Dear Dr Oz...Love, Kiva

Dear Dr. Oz,

My name is Kiva.  I am a 5 year old Sheagle (German Shepherd/Beagle) that is proud to call 1 of over 1 million Americans diagnosed with RSD, "Mommie."  On June 1, 2012, at the age of 43, she will celebrate (yes, celebrate!!) her 21st anniversary with RSD.  I have only been taking care of her for the last 4.5 years, but I know her story like I know the bottom of my food bowl.  I would like to take this opportunity to thank you for finally giving RSD some recognition via mainstream media ... but, I must tell you that in all of our time together, I have not seen my Mommie as emotionally torn as she has been since she watched your episode with Paula Abdul.

My Mommie actually cried when Paula first said those three little letters that she has longed to hear on tv for so many years, RSD.  I hear her rant every time a commercial comes on talking about Fibromyalgia, Crohn's, Autism, Depression, etc.  She hangs her head and asks, "Where's ours?  Who's going to speak out for US?"  And you, you wonderful man, you were the one to give RSD a voice!  But ... Mommie says that, just like with Jack in Mr. Mom, you're intentions are commendable but ... you're doing it wrong.

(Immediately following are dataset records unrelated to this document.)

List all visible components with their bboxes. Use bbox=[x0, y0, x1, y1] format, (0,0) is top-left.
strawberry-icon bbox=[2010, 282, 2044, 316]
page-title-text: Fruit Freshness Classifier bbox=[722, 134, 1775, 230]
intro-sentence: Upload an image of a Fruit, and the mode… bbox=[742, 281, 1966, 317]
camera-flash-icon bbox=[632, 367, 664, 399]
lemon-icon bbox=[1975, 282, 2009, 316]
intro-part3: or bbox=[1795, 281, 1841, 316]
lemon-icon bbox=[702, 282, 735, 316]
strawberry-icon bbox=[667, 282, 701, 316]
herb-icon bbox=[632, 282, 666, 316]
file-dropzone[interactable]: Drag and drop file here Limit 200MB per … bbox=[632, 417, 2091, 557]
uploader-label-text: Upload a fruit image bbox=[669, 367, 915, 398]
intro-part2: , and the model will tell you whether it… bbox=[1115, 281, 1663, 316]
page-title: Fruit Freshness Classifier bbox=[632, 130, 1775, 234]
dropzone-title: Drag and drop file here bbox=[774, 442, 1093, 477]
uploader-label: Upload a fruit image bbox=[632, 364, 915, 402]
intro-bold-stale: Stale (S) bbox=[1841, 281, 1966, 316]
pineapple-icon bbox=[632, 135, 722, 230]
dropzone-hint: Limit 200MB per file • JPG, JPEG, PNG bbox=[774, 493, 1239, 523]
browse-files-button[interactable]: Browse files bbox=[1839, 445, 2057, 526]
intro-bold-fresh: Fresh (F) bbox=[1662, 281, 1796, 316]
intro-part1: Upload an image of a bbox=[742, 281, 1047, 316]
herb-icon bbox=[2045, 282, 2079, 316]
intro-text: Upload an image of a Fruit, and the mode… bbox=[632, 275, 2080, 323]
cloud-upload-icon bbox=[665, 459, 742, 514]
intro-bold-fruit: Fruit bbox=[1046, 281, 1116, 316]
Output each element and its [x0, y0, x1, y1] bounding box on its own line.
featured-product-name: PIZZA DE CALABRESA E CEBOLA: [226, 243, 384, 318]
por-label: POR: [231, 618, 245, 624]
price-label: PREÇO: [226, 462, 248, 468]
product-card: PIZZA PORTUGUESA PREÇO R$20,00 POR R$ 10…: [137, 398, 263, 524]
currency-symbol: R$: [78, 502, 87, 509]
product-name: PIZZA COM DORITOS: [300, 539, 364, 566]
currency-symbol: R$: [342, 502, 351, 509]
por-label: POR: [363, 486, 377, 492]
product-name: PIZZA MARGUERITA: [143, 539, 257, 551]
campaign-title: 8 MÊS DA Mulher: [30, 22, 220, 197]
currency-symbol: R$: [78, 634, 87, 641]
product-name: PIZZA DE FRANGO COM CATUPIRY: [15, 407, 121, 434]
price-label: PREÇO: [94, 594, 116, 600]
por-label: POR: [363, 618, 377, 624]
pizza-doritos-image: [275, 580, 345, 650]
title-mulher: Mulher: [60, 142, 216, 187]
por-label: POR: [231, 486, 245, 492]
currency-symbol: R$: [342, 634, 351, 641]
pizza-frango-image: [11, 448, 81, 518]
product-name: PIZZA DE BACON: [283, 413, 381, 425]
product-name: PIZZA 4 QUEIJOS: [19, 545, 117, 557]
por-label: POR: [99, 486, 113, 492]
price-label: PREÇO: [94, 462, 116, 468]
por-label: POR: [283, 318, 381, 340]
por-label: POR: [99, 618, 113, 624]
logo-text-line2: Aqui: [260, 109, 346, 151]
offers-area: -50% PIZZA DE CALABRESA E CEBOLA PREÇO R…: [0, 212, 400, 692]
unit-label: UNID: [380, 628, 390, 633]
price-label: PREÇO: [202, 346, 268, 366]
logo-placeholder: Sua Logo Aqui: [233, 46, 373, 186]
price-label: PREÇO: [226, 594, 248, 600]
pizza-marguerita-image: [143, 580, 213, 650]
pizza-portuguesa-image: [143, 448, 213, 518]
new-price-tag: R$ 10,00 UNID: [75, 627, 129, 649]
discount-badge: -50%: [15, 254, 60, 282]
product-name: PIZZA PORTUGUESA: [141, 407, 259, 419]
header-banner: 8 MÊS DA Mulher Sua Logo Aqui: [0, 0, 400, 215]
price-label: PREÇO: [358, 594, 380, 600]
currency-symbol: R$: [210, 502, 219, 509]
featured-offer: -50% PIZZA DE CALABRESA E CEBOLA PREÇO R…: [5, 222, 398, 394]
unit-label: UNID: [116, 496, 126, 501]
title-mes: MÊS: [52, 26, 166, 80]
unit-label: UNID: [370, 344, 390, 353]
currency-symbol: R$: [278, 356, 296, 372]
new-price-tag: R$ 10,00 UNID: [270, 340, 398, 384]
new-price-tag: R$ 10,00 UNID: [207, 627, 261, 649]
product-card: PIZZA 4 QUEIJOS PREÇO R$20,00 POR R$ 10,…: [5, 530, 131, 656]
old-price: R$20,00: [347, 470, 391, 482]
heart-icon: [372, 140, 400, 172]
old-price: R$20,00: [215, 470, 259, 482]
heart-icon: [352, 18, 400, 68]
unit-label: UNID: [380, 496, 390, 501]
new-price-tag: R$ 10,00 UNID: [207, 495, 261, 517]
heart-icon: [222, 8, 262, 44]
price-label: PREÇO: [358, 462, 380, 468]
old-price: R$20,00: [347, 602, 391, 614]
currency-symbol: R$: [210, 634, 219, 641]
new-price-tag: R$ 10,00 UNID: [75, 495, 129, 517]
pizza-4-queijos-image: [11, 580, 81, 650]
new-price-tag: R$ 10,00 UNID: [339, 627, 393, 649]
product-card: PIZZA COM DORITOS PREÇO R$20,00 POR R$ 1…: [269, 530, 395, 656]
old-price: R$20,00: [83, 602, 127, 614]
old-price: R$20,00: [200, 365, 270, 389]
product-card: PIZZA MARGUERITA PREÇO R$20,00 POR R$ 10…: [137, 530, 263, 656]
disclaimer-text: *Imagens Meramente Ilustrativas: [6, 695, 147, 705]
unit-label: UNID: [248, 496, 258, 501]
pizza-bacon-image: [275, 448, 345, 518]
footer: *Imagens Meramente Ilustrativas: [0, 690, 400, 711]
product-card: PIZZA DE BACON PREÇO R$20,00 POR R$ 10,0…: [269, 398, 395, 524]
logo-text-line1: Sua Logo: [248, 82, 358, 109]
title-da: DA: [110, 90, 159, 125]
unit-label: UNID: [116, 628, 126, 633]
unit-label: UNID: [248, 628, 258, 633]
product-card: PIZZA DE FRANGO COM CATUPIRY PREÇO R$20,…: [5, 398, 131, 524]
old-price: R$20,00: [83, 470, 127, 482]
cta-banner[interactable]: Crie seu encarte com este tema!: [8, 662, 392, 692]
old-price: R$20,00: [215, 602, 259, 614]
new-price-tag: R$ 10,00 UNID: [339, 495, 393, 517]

I feel the need to inform you that when Paula talked about putting ice on her neck/back, my Mommie cringed and gasped and her exact words words were, "Oh hell no!"  My Mommie is friends with numerous other RSDers and neither she, nor the ones that she knows, can use ice.  It sends them into a full flare ... and on 2 occasions, ice is what caused my Mommie's RSD to spread to other appendages.  Personally, I liked the blue, red, and yellow lighty thingys that you used, and Mommie said that she liked that visual too.  You did an excellent job showing how the nerves don't let go of the pain ... ever.  My Mommie went through rigorous physical therapies and has had over 500 nerve blocks in her 20+ year battle.  She was a college student, a waitress/bartender, an athlete and an aspiring model when she got her right thumb slammed in a refrigerator door and yanked it out.  She did receive an early diagnosis, but her stubborn 22 yr old jock-brain told her to keep living as she had been.  Now she has RSD from her neck to her toes.  You never talked about how RSD can spread to other parts of the body, including internal organs.  Mommie feels that you made Paula seem like the "norm" when there is no "norm" for RSD.  A healthy diet is great to aid in finding balance with RSD but it is not a cure.  You didn't explain how RSD is an "invisible illness."  You didn't mention that there is no known cure.  You touched on skin sensitivity, but you bear-hugged Paula, which sends the wrong message to those without RSD that RSDers can  be hugged and touched like that, when in reality, they cannot!!  My Mommie can't even shake paws with me without feeling an increase of pain.  You also failed to mention that RSD can cause skin discoloration and abnormal swelling, as well as spasms, tremors, and temperature changes.  You also failed to try to give Ketamine a good name.  Most RSDers that have tried some form of Ketamine treatment, either through nerve blocks and nasal sprays (like my Mommie), or infusions, or induced comas, have received a certain amount of relief from the drug.  You also omitted that depression goes paw-in-paw with RSD.  You didn't touch on the fact that some people lose all hope with RSD and commit suicide.

But, as Mommie says, it's a start!!  Much like taking the stem out of an apple before you peel, core, eat and digest the apple, it's a start!!  Please Dr. Oz, please, please, puh-leeeeease do a follow-up show that explains RSD better to the people who are unfamiliar with it.  Mommie thinks that you could leave out the Simon Cowell banter too.  Feel free to take a look back at all of the blogs that Mommie and I have written, because we take on all sides of the disease and try to explain to the Normies what living with RSD is like.

Mommie and I have faith that, even you refuse to do a follow-up show, we will continue to provide awareness for the masses whenever and wherever possible.  We've made it this long without any help, we can keep going without it ... but your help would make it MUCH easier to get the word out.  Thank you again for bringing RSD into the light of day.  It is a start!!